I think one of the things that Sony has gone for with this camera is the fact that you can shoot HD, you can shoot 2K and you can shoot an SR codec at 240fps. It’s got lots of features. For rental companies like Take 2 its of great interest as it ticks lots of boxes and also not everybody likes the Alexa. There are a lot of people who like the Sony products. The F65 was never ever going to fall in to that TV market, I  think what they will have with the F55 is something that has much more wide ranging appeal. From someone who coming from a low budget basis to someone who is at the higher end. I think they have got their competition cut out with the Alexa because it’s been around for two years and has established itself. But for me its always down to the pictures, as long as the price point is good and the post support is there. As long as it records proxies at the same time as the raw files that’s all stuff that is a big benefit.

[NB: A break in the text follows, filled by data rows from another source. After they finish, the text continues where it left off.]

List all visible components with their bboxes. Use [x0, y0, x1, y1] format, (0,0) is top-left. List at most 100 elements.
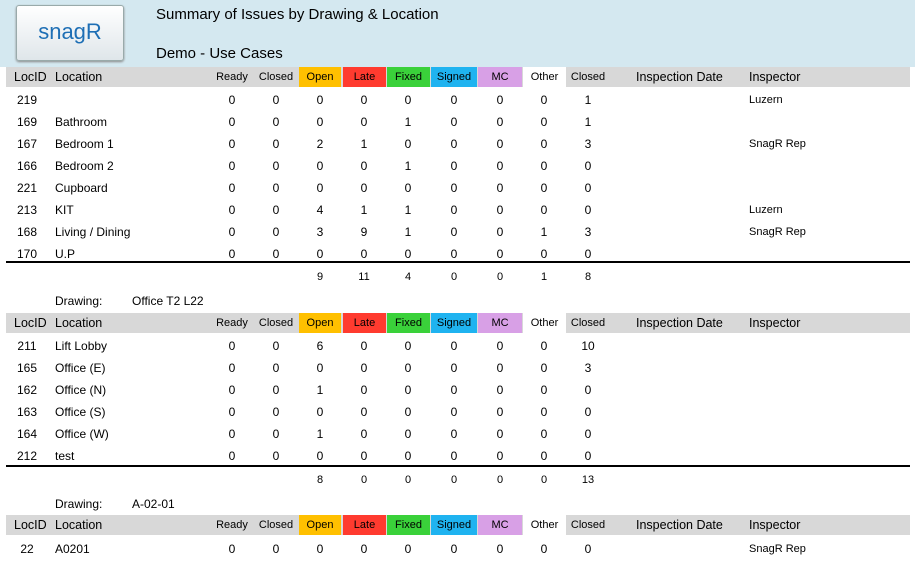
count-mc: 0 — [496, 137, 504, 151]
totals-row: 9 11 4 0 0 1 8 — [0, 267, 915, 287]
column-header-other: Other — [523, 67, 566, 87]
count-closed2: 1 — [584, 115, 592, 129]
count-closed: 0 — [272, 339, 280, 353]
loc-id: 211 — [17, 339, 37, 353]
table-row: 166 Bedroom 2 0 0 0 0 1 0 0 0 0 — [0, 155, 915, 177]
column-header-other: Other — [523, 313, 566, 333]
column-header-open: Open — [299, 515, 341, 535]
count-fixed: 0 — [404, 137, 412, 151]
count-signed: 0 — [450, 181, 458, 195]
column-header-inspector: Inspector — [749, 70, 801, 84]
column-header-locid: LocID — [14, 70, 47, 84]
count-open: 0 — [316, 449, 324, 463]
table-row: 211 Lift Lobby 0 0 6 0 0 0 0 0 10 — [0, 335, 915, 357]
count-mc: 0 — [496, 361, 504, 375]
count-closed2: 3 — [584, 361, 592, 375]
location-name: Lift Lobby — [55, 339, 108, 353]
column-header-fixed: Fixed — [387, 515, 430, 535]
count-closed: 0 — [272, 203, 280, 217]
column-header-closed: Closed — [258, 519, 294, 531]
location-name: test — [55, 449, 75, 463]
loc-id: 164 — [16, 427, 38, 441]
total-open: 8 — [316, 474, 324, 486]
count-ready: 0 — [228, 383, 236, 397]
loc-id: 221 — [16, 181, 38, 195]
count-open: 0 — [316, 93, 324, 107]
count-closed2: 0 — [584, 405, 592, 419]
column-header-ready: Ready — [216, 71, 248, 83]
column-header-signed: Signed — [431, 67, 477, 87]
count-mc: 0 — [496, 225, 504, 239]
count-ready: 0 — [228, 203, 236, 217]
count-fixed: 1 — [404, 115, 412, 129]
inspector-name: SnagR Rep — [749, 138, 806, 150]
column-header-open: Open — [299, 67, 341, 87]
total-late: 11 — [358, 271, 370, 283]
column-header-closed2: Closed — [570, 317, 606, 329]
table-row: 165 Office (E) 0 0 0 0 0 0 0 0 3 — [0, 357, 915, 379]
column-header-ready: Ready — [216, 317, 248, 329]
loc-id: 219 — [16, 93, 38, 107]
count-late: 1 — [360, 203, 368, 217]
count-mc: 0 — [496, 115, 504, 129]
count-open: 0 — [316, 405, 324, 419]
loc-id: 22 — [20, 542, 34, 556]
count-ready: 0 — [228, 405, 236, 419]
location-name: A0201 — [55, 542, 90, 556]
column-header-row: LocID Location Ready Closed Open Late Fixed Sig… — [6, 67, 910, 87]
section-divider — [6, 261, 910, 263]
count-open: 1 — [316, 427, 324, 441]
table-row: 221 Cupboard 0 0 0 0 0 0 0 0 0 — [0, 177, 915, 199]
count-late: 0 — [360, 115, 368, 129]
count-closed2: 0 — [584, 427, 592, 441]
count-signed: 0 — [450, 361, 458, 375]
count-signed: 0 — [450, 542, 458, 556]
drawing-label: Drawing: — [55, 294, 103, 308]
total-fixed: 4 — [404, 271, 412, 283]
count-ready: 0 — [228, 225, 236, 239]
count-closed: 0 — [272, 542, 280, 556]
count-other: 0 — [540, 181, 548, 195]
count-closed2: 1 — [584, 93, 592, 107]
report-title: Summary of Issues by Drawing & Location — [156, 6, 439, 23]
count-ready: 0 — [228, 115, 236, 129]
count-mc: 0 — [496, 449, 504, 463]
count-closed2: 0 — [584, 181, 592, 195]
count-ready: 0 — [228, 339, 236, 353]
count-late: 9 — [360, 225, 368, 239]
count-mc: 0 — [496, 181, 504, 195]
table-row: 163 Office (S) 0 0 0 0 0 0 0 0 0 — [0, 401, 915, 423]
table-row: 167 Bedroom 1 0 0 2 1 0 0 0 0 3 SnagR Rep — [0, 133, 915, 155]
loc-id: 169 — [16, 115, 38, 129]
count-mc: 0 — [496, 383, 504, 397]
table-row: 169 Bathroom 0 0 0 0 1 0 0 0 1 — [0, 111, 915, 133]
count-late: 0 — [360, 361, 368, 375]
total-mc: 0 — [496, 271, 504, 283]
column-header-signed: Signed — [431, 515, 477, 535]
loc-id: 213 — [16, 203, 38, 217]
count-closed2: 0 — [584, 203, 592, 217]
location-name: Office (W) — [55, 427, 109, 441]
location-name: Bedroom 2 — [55, 159, 114, 173]
column-header-row: LocID Location Ready Closed Open Late Fixed Sig… — [6, 313, 910, 333]
count-signed: 0 — [450, 159, 458, 173]
loc-id: 212 — [16, 449, 38, 463]
count-late: 0 — [360, 93, 368, 107]
count-fixed: 0 — [404, 383, 412, 397]
count-closed2: 10 — [581, 339, 595, 353]
column-header-other: Other — [523, 515, 566, 535]
count-closed2: 0 — [584, 383, 592, 397]
count-closed: 0 — [272, 361, 280, 375]
loc-id: 162 — [16, 383, 38, 397]
count-closed: 0 — [272, 383, 280, 397]
column-header-closed: Closed — [258, 71, 294, 83]
count-signed: 0 — [450, 115, 458, 129]
column-header-inspector: Inspector — [749, 316, 801, 330]
count-ready: 0 — [228, 542, 236, 556]
column-header-location: Location — [55, 70, 103, 84]
count-signed: 0 — [450, 383, 458, 397]
count-late: 0 — [360, 181, 368, 195]
table-row: 164 Office (W) 0 0 1 0 0 0 0 0 0 — [0, 423, 915, 445]
count-other: 0 — [540, 93, 548, 107]
count-ready: 0 — [228, 93, 236, 107]
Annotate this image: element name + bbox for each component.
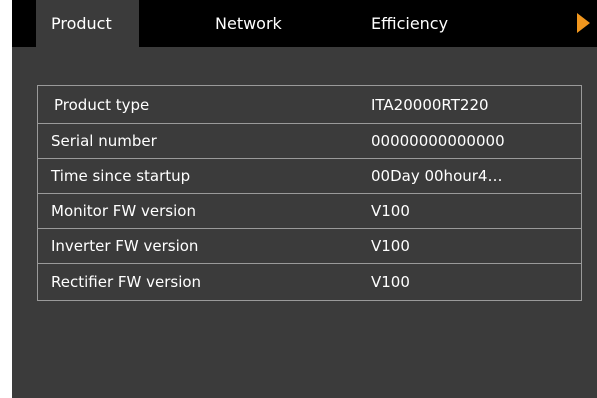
rectifier-fw-version-label: Rectifier FW version [51, 273, 202, 291]
next-tab-arrow-icon[interactable] [577, 13, 590, 33]
table-row: Product type ITA20000RT220 [38, 86, 581, 124]
tab-network-label: Network [215, 14, 282, 33]
tab-efficiency-label: Efficiency [371, 14, 449, 33]
serial-number-label: Serial number [51, 132, 157, 150]
table-row: Inverter FW version V100 [38, 229, 581, 264]
table-row: Monitor FW version V100 [38, 194, 581, 229]
product-type-label: Product type [54, 95, 150, 114]
tab-product[interactable]: Product [36, 0, 139, 47]
product-type-value: ITA20000RT220 [371, 95, 489, 114]
monitor-fw-version-label: Monitor FW version [51, 202, 196, 220]
table-row: Serial number 00000000000000 [38, 124, 581, 159]
table-row: Time since startup 00Day 00hour4… [38, 159, 581, 194]
time-since-startup-label: Time since startup [51, 167, 191, 185]
product-info-screen: Product Network Efficiency Product type … [12, 0, 597, 398]
tab-network[interactable]: Network [215, 0, 282, 47]
table-row: Rectifier FW version V100 [38, 264, 581, 300]
inverter-fw-version-value: V100 [371, 237, 410, 255]
serial-number-value: 00000000000000 [371, 132, 505, 150]
inverter-fw-version-label: Inverter FW version [51, 237, 199, 255]
tab-bar: Product Network Efficiency [12, 0, 597, 47]
tab-efficiency[interactable]: Efficiency [371, 0, 448, 47]
product-info-table: Product type ITA20000RT220 Serial number… [37, 85, 582, 301]
time-since-startup-value: 00Day 00hour4… [371, 167, 503, 185]
rectifier-fw-version-value: V100 [371, 273, 410, 291]
tab-product-label: Product [51, 14, 112, 33]
monitor-fw-version-value: V100 [371, 202, 410, 220]
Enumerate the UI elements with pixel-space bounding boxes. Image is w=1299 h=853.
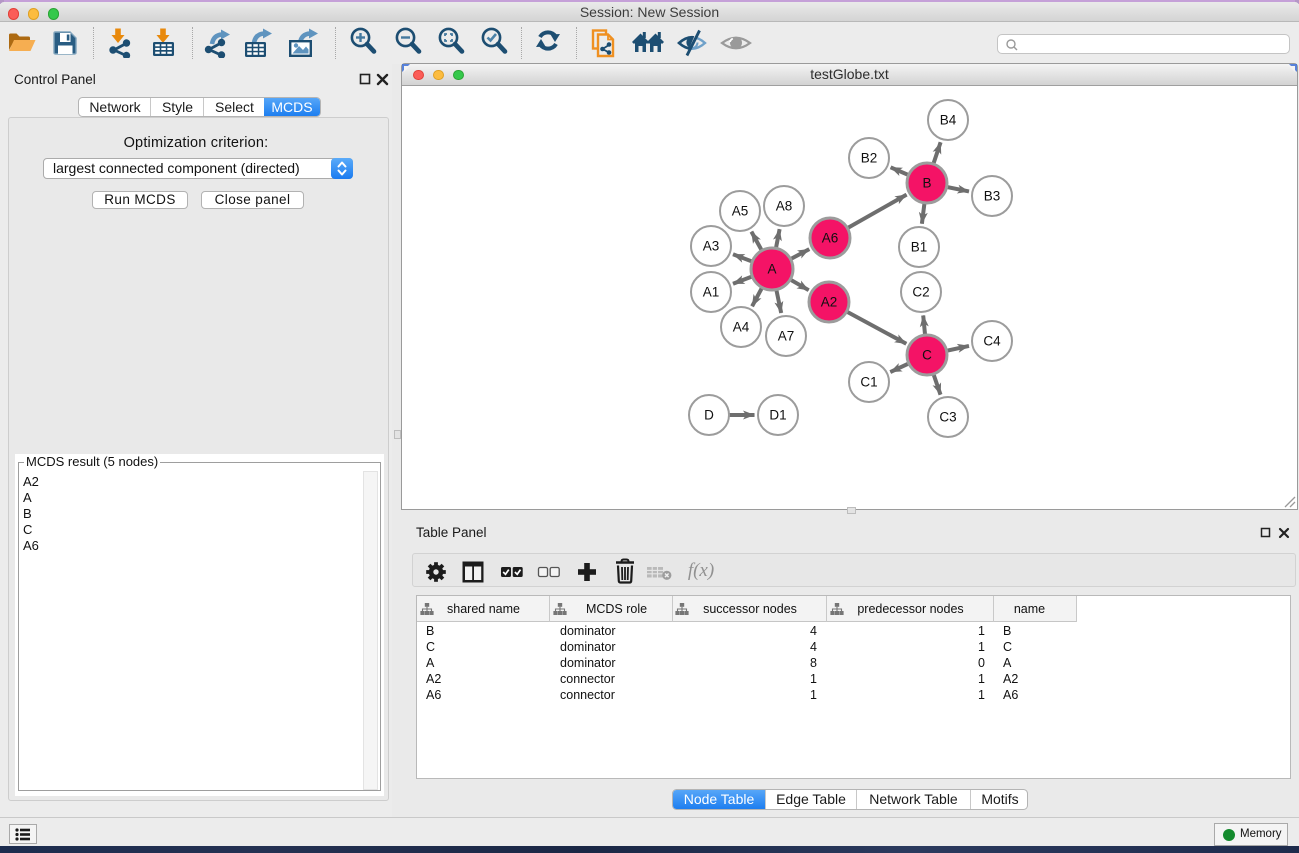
svg-text:B3: B3 <box>984 189 1001 204</box>
svg-text:B1: B1 <box>911 240 928 255</box>
svg-text:C3: C3 <box>939 410 956 425</box>
svg-text:A5: A5 <box>732 204 749 219</box>
svg-text:B: B <box>922 176 931 191</box>
svg-text:A4: A4 <box>733 320 750 335</box>
svg-text:A6: A6 <box>822 231 839 246</box>
svg-text:A1: A1 <box>703 285 720 300</box>
svg-text:C4: C4 <box>983 334 1001 349</box>
svg-text:A: A <box>767 262 776 277</box>
svg-text:C2: C2 <box>912 285 929 300</box>
svg-text:A8: A8 <box>776 199 793 214</box>
svg-text:A2: A2 <box>821 295 838 310</box>
svg-text:D1: D1 <box>769 408 786 423</box>
svg-text:B2: B2 <box>861 151 878 166</box>
svg-text:D: D <box>704 408 714 423</box>
svg-text:B4: B4 <box>940 113 957 128</box>
svg-text:C: C <box>922 348 932 363</box>
svg-text:C1: C1 <box>860 375 877 390</box>
svg-text:A3: A3 <box>703 239 720 254</box>
svg-text:A7: A7 <box>778 329 795 344</box>
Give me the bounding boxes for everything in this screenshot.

We are now at ISO levels that let you do some very interesting things when you shoot. A film like Drive is a great example of how high ISO ratings is actually changing cinematography. It’s enabling us to go out and shoot things in a different way where we can have a much smaller lighting kit not only in terms of a production point of views but in terms  of the aesthetic you’re trying to attain. If you wanted a night exterior that looks like it’s lit by street lights you can now whereas before when you were restricted to 500 ASA film you’d always tend to put a back light in to try and get some more shape in to the image. Now you can go in to a room and look at it and switch the camera on and point it at the scene before you’ve even lit it and see some interesting things like the way the light is falling through the window and get something quite different rather than having to get an18k  light through the window otherwise you wouldn’t get exposure and end up lighting it in a much more classical way. I really think the higher ISO cameras, 800, 1600, is making a difference to cinematography in different ways. Some people might think that you don’t need lights anymore, you don’t need big lights or a crew of sparks. You still need to create shadow and depth and contrast with light but it does open up opportunities for you to do things at lower light levels.